Not to get confused with the NSString sizeWithFont method that returns a CGSize, what I'm looking for is a method that returns an NSString constrained to a certain CGSize. The reason I want to do this is so that when drawing text with Core Text, I can get append an ellipses (...) to the end of the string. I know NSString's drawInRect method does this for me, but I'm using Core Text, and kCTLineBreakByTruncatingTail truncates the end of each line rather than the end of the string.
There's this method that I found that truncates a string to a certain width, and it's not that hard to change it to make it work for a CGSize, but the algorithm is unbelievably slow for long strings, and is practically unusable. (It took over 10 seconds to truncate a long string). There has to be a more "computer science"/mathematical algorithm way to do this faster. Anyone daring enough to try to come up with a faster implementation?
Edit: I've managed to make this in to a binary algorithm:
-(NSString*)getStringByTruncatingToSize:(CGSize)size string:(NSString*)string withFont:(UIFont*)font
{
int min = 0, max = string.length, mid;
while (min < max) {
mid = (min+max)/2;
NSString *currentString = [string substringWithRange:NSMakeRange(min, mid - min)];
CGSize currentSize = [currentString sizeWithFont:font constrainedToSize:CGSizeMake(size.width, MAXFLOAT)];
if (currentSize.height < size.height){
min = mid + 1;
} else if (currentSize.height > size.height) {
max = mid - 1;
} else {
break;
}
}
NSMutableString *finalString = [[string substringWithRange:NSMakeRange(0, min)] mutableCopy];
if(finalString.length < self.length)
[finalString replaceCharactersInRange:NSMakeRange(finalString.length - 3, 3) withString:@"..."];
return finalString;
}
The problem is that this sometimes cuts the string too short when it has room to spare. I think this is where that last condition comes in to play. How do I make sure it doesn't cut off too much?
Good news! There is a "computer science/mathematical way" to do this faster.
The example you link to does a linear search: it just chops one character at a time from the end of the string until it's short enough. So, the amount of time it takes will scale linearly with the length of the string, and with long strings it will be really slow, as you've discovered.

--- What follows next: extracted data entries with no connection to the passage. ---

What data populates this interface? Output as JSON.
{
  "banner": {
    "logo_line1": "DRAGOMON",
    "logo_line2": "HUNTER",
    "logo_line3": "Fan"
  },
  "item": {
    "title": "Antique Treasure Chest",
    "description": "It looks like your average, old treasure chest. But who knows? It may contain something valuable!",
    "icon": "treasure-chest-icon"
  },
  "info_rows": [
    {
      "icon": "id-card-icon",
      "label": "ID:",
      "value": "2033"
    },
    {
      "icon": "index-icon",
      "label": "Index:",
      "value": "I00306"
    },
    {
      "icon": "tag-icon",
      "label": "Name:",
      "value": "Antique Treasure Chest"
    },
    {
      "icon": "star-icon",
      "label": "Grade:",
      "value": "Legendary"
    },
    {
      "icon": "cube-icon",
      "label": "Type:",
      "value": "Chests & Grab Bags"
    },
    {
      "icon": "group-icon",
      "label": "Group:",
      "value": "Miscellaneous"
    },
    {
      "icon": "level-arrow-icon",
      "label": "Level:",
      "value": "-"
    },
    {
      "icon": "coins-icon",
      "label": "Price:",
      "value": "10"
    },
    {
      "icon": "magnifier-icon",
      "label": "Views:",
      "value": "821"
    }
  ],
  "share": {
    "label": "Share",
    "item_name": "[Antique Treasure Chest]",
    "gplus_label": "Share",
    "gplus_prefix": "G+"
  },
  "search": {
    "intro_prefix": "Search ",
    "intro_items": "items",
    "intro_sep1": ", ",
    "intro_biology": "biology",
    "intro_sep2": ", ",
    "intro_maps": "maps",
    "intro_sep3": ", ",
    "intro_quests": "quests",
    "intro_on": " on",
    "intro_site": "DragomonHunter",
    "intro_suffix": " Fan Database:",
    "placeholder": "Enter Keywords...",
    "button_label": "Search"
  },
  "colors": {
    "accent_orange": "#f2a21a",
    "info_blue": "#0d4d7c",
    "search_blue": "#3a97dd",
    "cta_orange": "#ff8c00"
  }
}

However, you can easily apply a binary search technique to the string. Instead of starting at the end and dropping off one character at a time, you start in the middle:
THIS IS THE STRING THAT YOU WANT TO TRUNCATE
^
You compute the width of "THIS IS THE STRING THAT". If it is too wide, you move your test point to the midpoint of the space on the left. Like this:
THIS IS THE STRING THAT YOU WANT TO TRUNCATE
^ |
On the other hand, if it isn't wide enough, you move the test point to the midpoint of the other half:
THIS IS THE STRING THAT YOU WANT TO TRUNCATE
| ^
You repeat this until you find the point that is just under your width limit. Because you're dividing your search area in half each time, you'll never need to compute the width more than log2 N times (where N is the length of the string) which doesn't grow very fast, even for very long strings.
To put it another way, if you double the length of your input string, that's only one additional width computation.
Starting with Wikipedia's binary search sample, here's an example. Note that since we're not looking for an exact match (you want largest that will fit) the logic is slightly different.
int binary_search(NSString *A, float max_width, int imin, int imax)
{
// continue searching while [imin,imax] is not empty
while (imax >= imin)
{
/* calculate the midpoint for roughly equal partition */
int imid = (imin + imax) / 2;
// determine which subarray to search
float width = ComputeWidthOfString([A substringToIndex:imid]);
if (width < max_width)
// change min index to search upper subarray
imin = imid + 1;
else if (width > max_width )
// change max index to search lower subarray
imax = imid - 1;
else
// exact match found at index imid
return imid;
}
// Normally, this is the "not found" case, but we're just looking for
// the best fit, so we return something here.
return imin;
}
You need to do some math or testing to figure out what's the right index at the bottom, but it's definitely imin or imax, plus or minus one.